SUBWAY SWEEP
MTA to target homeless who litter, sleep on trains or platforms
Straphangers see them every day: They’re hungry and they’re homeless and if you just give them a dollar … .
Or, they’re stretched out on scarce subway seats, snoozing away.
NYC Transit chief Andy Byford — who oversees buses and subways — said Monday he’s had enough, and is instructing subway station managers to work more closely with police to keep homeless people from disrupting the subways.
Managers are also being urged to work more closely with the city Department of Homeless Services and the Bowery Residents Committee to deal with the problems.
Byford doesn’t mind if homeless people need to warm themselves up by riding trains in the winter — “but being offensive, obnoxious and antisocial” is a problem, he said. “And that we are not prepared to tolerate.”
He said the agency must deal with homeless people compassionately — but added that “we equally have to make sure people are not causing offense to other customers.”
Cold weather in the past few days seems to have made the homeless situation worse, said MTA board member Susan Metzger.
She said she noticed a significant increase in the number of homeless people in the subway Sunday and Monday compared with late last week.
Metzger said the number of homeless people on the trains leads subway passengers to believe the MTA is failing to improve service. “It does impact our riders’ sense of progress that we’re making,” she said.

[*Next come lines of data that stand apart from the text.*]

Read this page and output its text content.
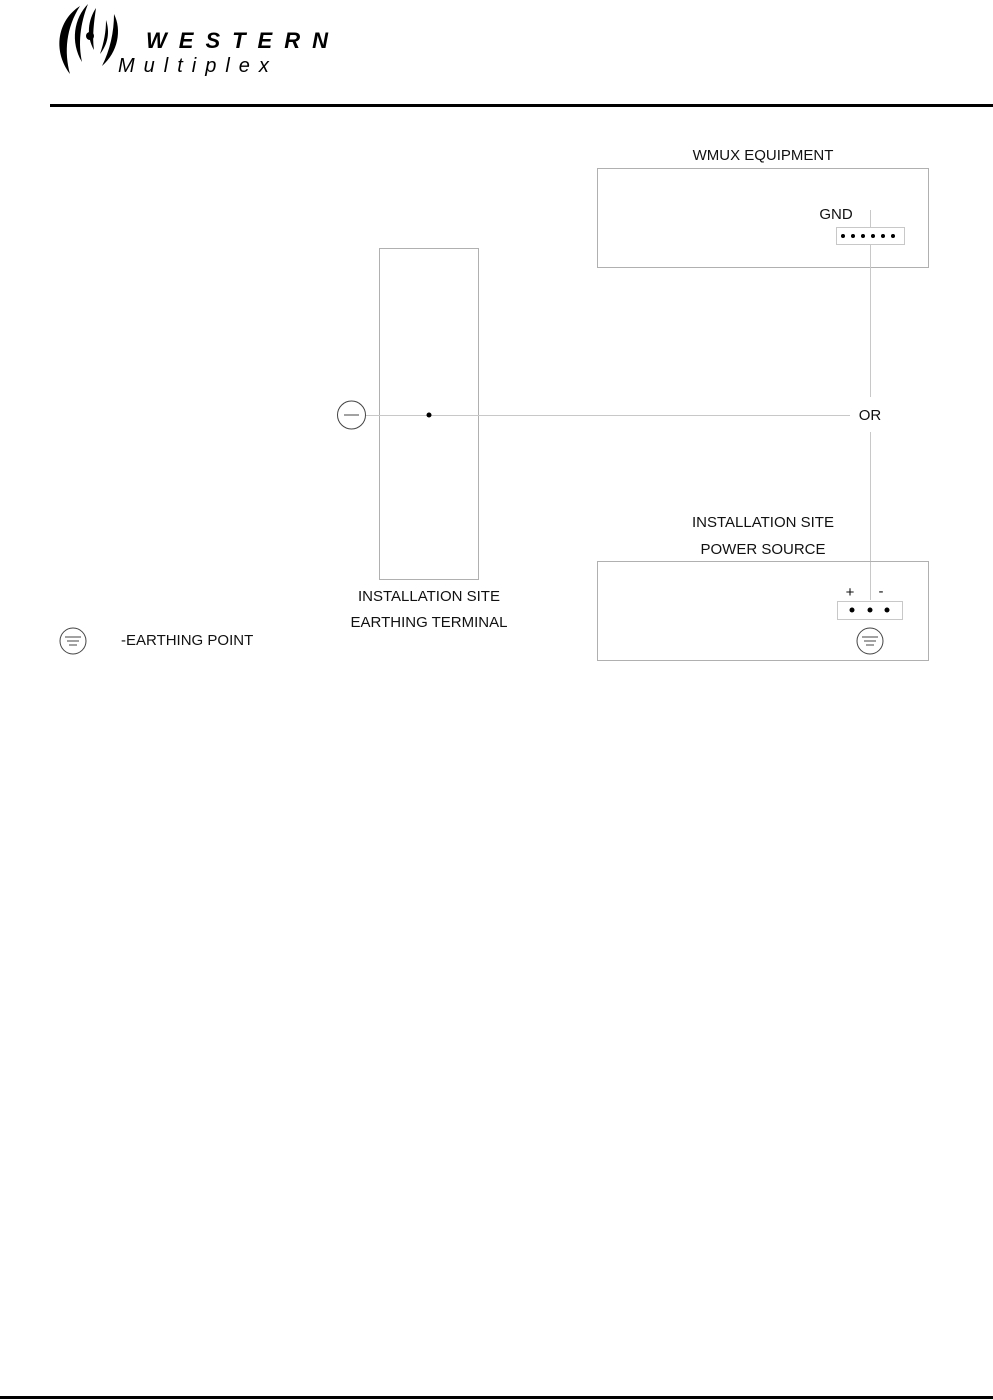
WESTERN
Multiplex
WMUX EQUIPMENT
GND
OR
INSTALLATION SITE
POWER SOURCE
+	-
INSTALLATION SITE
EARTHING TERMINAL
-EARTHING POINT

But Byford’s plans drew fears from some on the MTA board that the agency’s response might turn cruel.
“They are human beings. They are individuals with individual problems, and to deal with them all as one is just wrong,” said board member Charles Moerdler. “To deal with them uncaringly and recklessly in my view is a disaster.”
Byford called Moerdler’s points “very valid” — but said the agency also has to “make sure people are not causing offense to other customers or making a mess. And we would expect rapid assistance from the city and or the police to help us in that regard.”
At the 2 and 3 train stop at Chambers Street downtown, straphangers said homeless people are an issue.
Brooklyn commuter Dione Coleman said she’s been harassed by pushing subway panhandlers and people who treat subway cars and stations like toilets or bedrooms. “I think they should do better,” Coleman said of MTA officials.
Homeless people with mental health issues “are ones that make me the most nervous,” said Jennifer Hutz, 41, from Brooklyn.
But straphanger James Blake — a professor at Borough of Manhattan Community College — said he also worried that the MTA would react to the problem with a heavy hand.
“They’re not in control of their space,” he said of those with mental health issues. “You can’t police away a problem like that.”
The city’s annual homeless census last January put the number of homeless people on the subways at 1,771 — a 2.3% drop from the February 2017 count of 1,812.
The MTA works with the Bowery Residents’ Committee “to get people who are homeless the help they need and make the system work better for everyone,” Byford said.
The committee’s chief, Muzzy Rosenblatt, posted on Twitter a response to Byford. He said the committee “has assisted thousands of unsheltered individuals out of the subways to better living situations, better health and better lives, by offering a hand up, instead of a handout,” he tweeted.